As can be imagined, productivity is very low in such conditions. And still, over one million people work in Yemen’s coffee trade, from farm to export. Pearl of Tehama, the miller, and exporter of Harazi coffee, is a family business founded in 1970. For many years, all coffee was exported under the name of the family patriarch and founder, Ali Hiba Muslot. After he died in 1980 his three sons continued using the family name until 2012, when the family business, including other trades and retail, was split up. The coffee export business was reborn as Pearl of Tehama for Import, Export, and C.A.S, and is still owned by Ms. Fatoum Muslot, the late Muslot’s daughter. Fatoum’s eldest son, Yasser Al-Khaderi, is the company’s general manager. Royal has been working with the extended Muslot family since the 1980s: see
HERE for Bob’s personal memoir of the ongoing relationship, and
HERE for Mayra’s interview with Fatoum Muslot herself to learn more about their mission in her own words.

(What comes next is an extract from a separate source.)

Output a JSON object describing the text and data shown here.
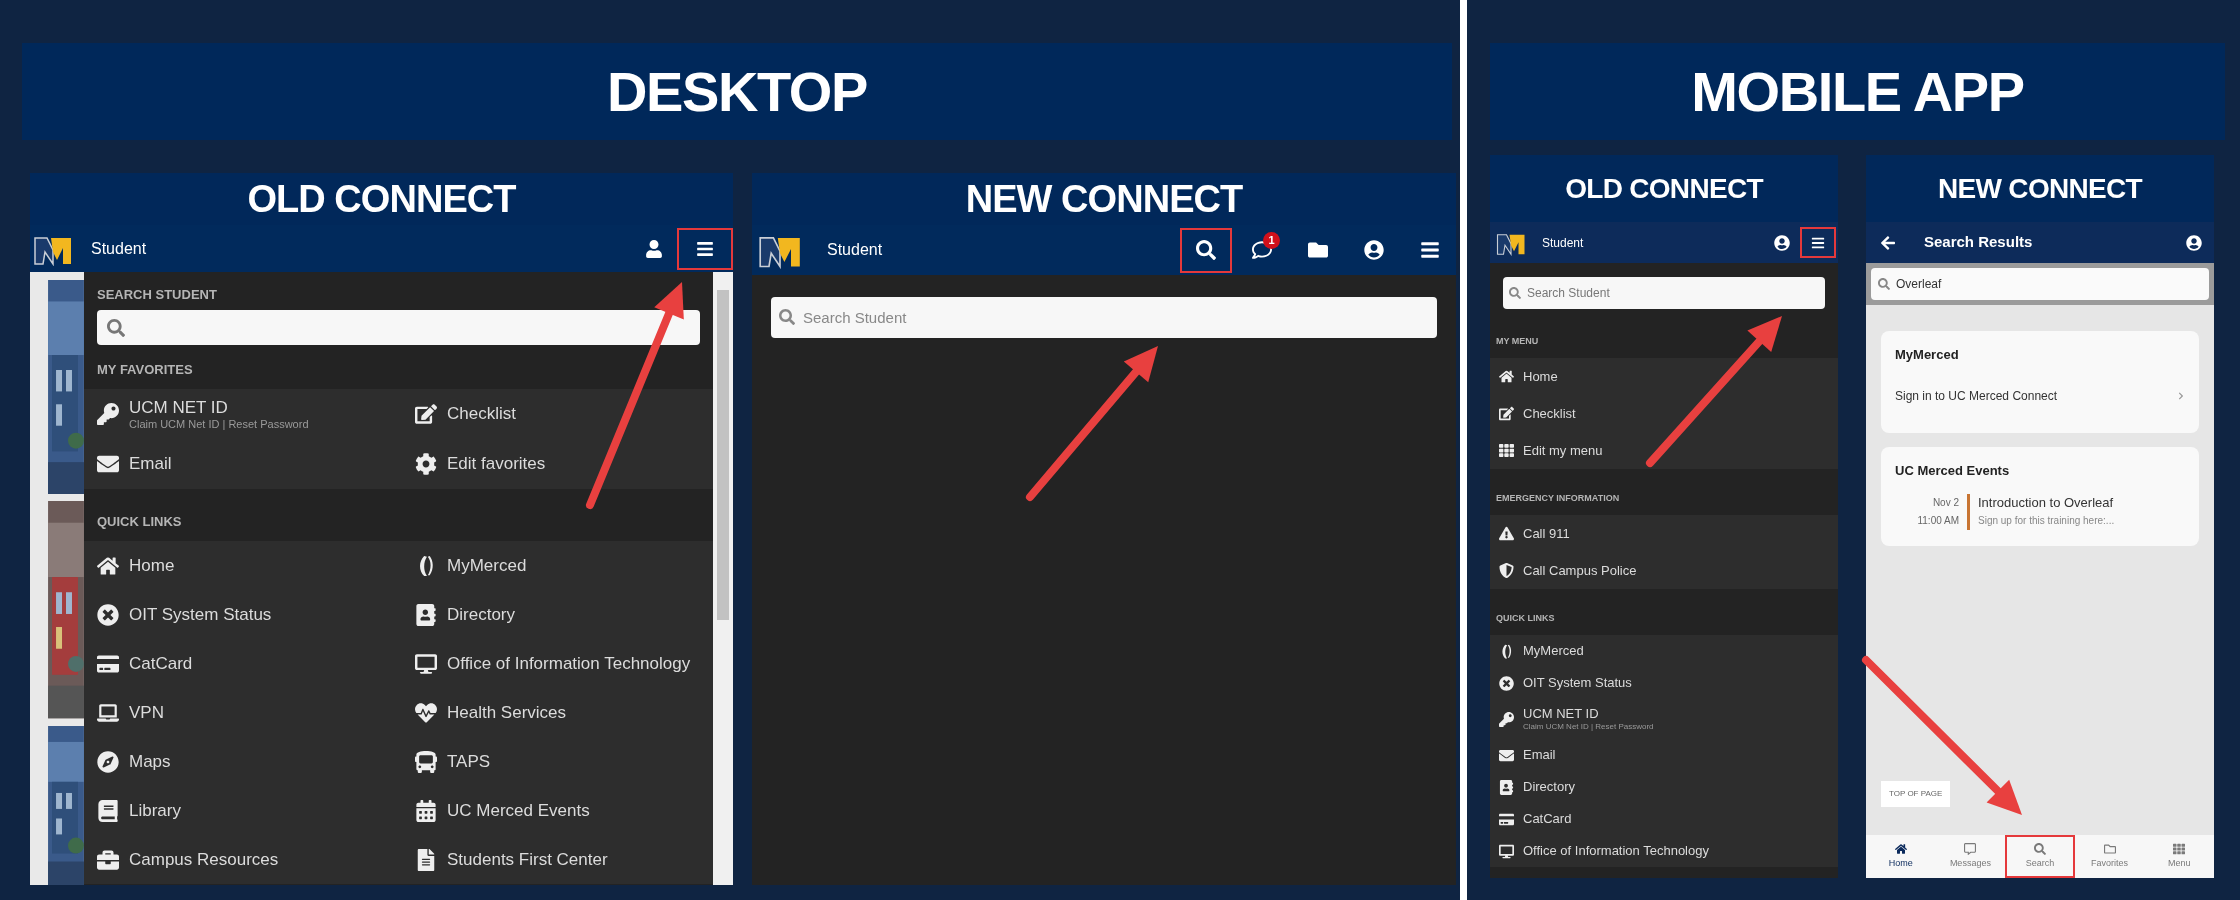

Yemen continues to suffer from a protracted conflict that has cost many lives and displaced over 3 million people. Two-thirds of the country needs food or medical aid. So, when a new crop arrives we pause to remember and honor the coffee. What makes the quality so special is that it hinges on a relationship of trust, which has been constant for decades between Royal and the Muslot family despite many odds. Yemen’s ongoing civil war has not stopped the Muslot family and Pearl of Tehama from dutifully managing and exporting the coffee harvests of the farms and families they represent; something they can be very proud of given the conflict’s overwhelmingly ruinous effect on much of Yemen’s international trade. Not only this, but Pearl of Tehama has established a consultancy for other service providers in coffee, particularly exporters, to help expand Yemen’s coffee sector safety net and even increase the coffee’s availability and competitiveness abroad. Consulting covers the management of traceable harvest information, preparing technical reports from the field, correspondence with farmers and customer relationship management, harvest and processing calibration, and more.
The guiding mission is to increase the potential at both ends of the value chain: more available quality coffee from throughout Yemen’s historic producing territories; and greater buyer appetite all over the world thanks to expertly managed, traceable coffees being marketed.